Diversité et « role model »
Un engagement qui vaut aussi pour la cause féminine avec la création en 2018 à l’initiative de Florence Parly, ministre des Armées, de la communauté des Combattantes @Numérique, dont l’objectif est au départ de renforcer l’attractivité des métiers du numérique au sein de la défense et qui s’est élargie au secteur public. «Depuis plus de quinze ans, je suis engagée pour les femmes, pour cet enjeu de diversité dans les métiers et pour créer le monde de demain.
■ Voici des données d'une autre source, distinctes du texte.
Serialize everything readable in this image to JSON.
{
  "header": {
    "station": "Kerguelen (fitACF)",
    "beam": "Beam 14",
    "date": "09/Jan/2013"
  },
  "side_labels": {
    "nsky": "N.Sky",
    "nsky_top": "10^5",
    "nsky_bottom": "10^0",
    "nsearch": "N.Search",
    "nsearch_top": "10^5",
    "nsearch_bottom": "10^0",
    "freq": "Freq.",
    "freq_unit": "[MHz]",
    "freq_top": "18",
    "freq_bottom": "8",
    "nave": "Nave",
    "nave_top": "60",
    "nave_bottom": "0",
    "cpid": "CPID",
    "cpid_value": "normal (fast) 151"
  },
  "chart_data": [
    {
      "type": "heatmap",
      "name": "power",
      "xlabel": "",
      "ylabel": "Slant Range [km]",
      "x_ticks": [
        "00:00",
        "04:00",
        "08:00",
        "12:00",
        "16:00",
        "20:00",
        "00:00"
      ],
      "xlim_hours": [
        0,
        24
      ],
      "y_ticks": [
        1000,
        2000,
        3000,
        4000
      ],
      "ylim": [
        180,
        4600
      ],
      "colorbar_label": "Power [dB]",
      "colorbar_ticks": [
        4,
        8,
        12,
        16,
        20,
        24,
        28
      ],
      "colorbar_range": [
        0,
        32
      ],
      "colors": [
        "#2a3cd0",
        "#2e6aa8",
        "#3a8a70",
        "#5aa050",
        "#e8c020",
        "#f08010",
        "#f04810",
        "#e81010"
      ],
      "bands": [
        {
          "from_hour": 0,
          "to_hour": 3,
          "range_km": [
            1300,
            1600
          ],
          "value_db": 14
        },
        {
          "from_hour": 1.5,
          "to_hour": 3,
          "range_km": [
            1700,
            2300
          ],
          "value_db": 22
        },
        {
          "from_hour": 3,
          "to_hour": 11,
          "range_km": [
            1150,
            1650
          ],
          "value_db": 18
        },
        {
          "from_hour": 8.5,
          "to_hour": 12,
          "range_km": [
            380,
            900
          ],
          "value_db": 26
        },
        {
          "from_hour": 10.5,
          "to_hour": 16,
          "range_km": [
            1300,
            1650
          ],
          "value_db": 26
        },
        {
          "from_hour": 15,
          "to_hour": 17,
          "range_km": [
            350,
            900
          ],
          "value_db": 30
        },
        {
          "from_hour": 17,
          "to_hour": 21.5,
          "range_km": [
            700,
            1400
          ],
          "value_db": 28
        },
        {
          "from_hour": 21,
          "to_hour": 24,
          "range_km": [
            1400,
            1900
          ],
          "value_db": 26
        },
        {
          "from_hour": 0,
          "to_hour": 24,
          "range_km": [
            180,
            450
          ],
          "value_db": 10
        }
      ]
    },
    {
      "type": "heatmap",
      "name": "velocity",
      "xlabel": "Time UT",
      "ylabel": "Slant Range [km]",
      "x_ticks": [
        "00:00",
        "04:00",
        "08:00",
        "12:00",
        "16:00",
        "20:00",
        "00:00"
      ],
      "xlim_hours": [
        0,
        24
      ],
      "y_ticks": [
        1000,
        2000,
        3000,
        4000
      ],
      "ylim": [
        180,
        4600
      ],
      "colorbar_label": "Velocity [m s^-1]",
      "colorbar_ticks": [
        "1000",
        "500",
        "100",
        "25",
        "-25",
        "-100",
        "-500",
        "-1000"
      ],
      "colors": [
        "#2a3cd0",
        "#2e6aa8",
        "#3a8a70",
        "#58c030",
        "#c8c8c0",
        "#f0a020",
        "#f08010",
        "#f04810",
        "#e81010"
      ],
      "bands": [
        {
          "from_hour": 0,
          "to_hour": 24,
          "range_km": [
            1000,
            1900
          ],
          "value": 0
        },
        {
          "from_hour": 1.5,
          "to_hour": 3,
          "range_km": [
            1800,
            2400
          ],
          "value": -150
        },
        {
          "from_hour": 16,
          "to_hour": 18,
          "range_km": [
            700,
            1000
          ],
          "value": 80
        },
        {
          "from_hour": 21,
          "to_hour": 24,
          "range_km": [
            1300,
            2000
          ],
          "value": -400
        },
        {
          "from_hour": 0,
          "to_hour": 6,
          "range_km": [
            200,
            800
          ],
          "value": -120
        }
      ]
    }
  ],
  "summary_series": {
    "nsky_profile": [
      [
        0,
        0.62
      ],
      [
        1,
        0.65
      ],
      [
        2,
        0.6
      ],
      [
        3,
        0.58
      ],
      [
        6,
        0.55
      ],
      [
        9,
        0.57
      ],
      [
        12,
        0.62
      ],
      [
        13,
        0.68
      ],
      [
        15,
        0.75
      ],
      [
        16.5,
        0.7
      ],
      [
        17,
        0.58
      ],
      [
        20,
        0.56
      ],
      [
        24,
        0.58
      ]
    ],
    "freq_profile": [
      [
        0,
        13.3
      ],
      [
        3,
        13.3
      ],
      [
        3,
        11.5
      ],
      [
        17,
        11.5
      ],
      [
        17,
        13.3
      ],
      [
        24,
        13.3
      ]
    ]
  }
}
Il faut montrer des «role models» aux plus jeunes», affirme Valérie Dagand qui a présidé et est membre de l’association Cyberelles, l’un des premiers réseaux dédiée aux entrepreneures, aux dirigeantes et aux professionnelles de la tech, créé en 2001.
Aujourd’hui, c’est une nouvelle page qui s’ouvre avec le lancement de l’IA Campus aux côtés de Cyrille Kittel, ex directeur général d’Interflora. Sa mission est d’accompagner les entreprises à intégrer rapidement l’IA dans leurs enjeux métiers, quel que soit le niveau de maturité de leurs équipes, d’identifier des cas d’usages, de mesurer les impacts sur les métiers. «Nous y travaillons depuis pas mal de temps et avons pu identifier des experts du sujet». Ce sont 150 spécialistes issus de directions opérationnelles d’entreprises, d’établissements scientifiques, de recherche en digital, de data et d’intelligence artificielle qui interviendront en France et à international. «J’avais besoin de retrouver ma flamme d’entrepreneuse, avoue Valérie Dagand. Au cours de ma carrière, j’ai beaucoup appris de mes chefs, souvent des visionnaires qui m’ont aussi laissé quartier libre pour pousser les murs. Mon épanouissement je le trouve dans la génération d’idées et j’essaie d’enrichir ma vie de créativité». Ses journées bien remplies sont rythmées aussi par une heure de sport tous les jours. Un moment «non négociable» qui participe à son équilibre.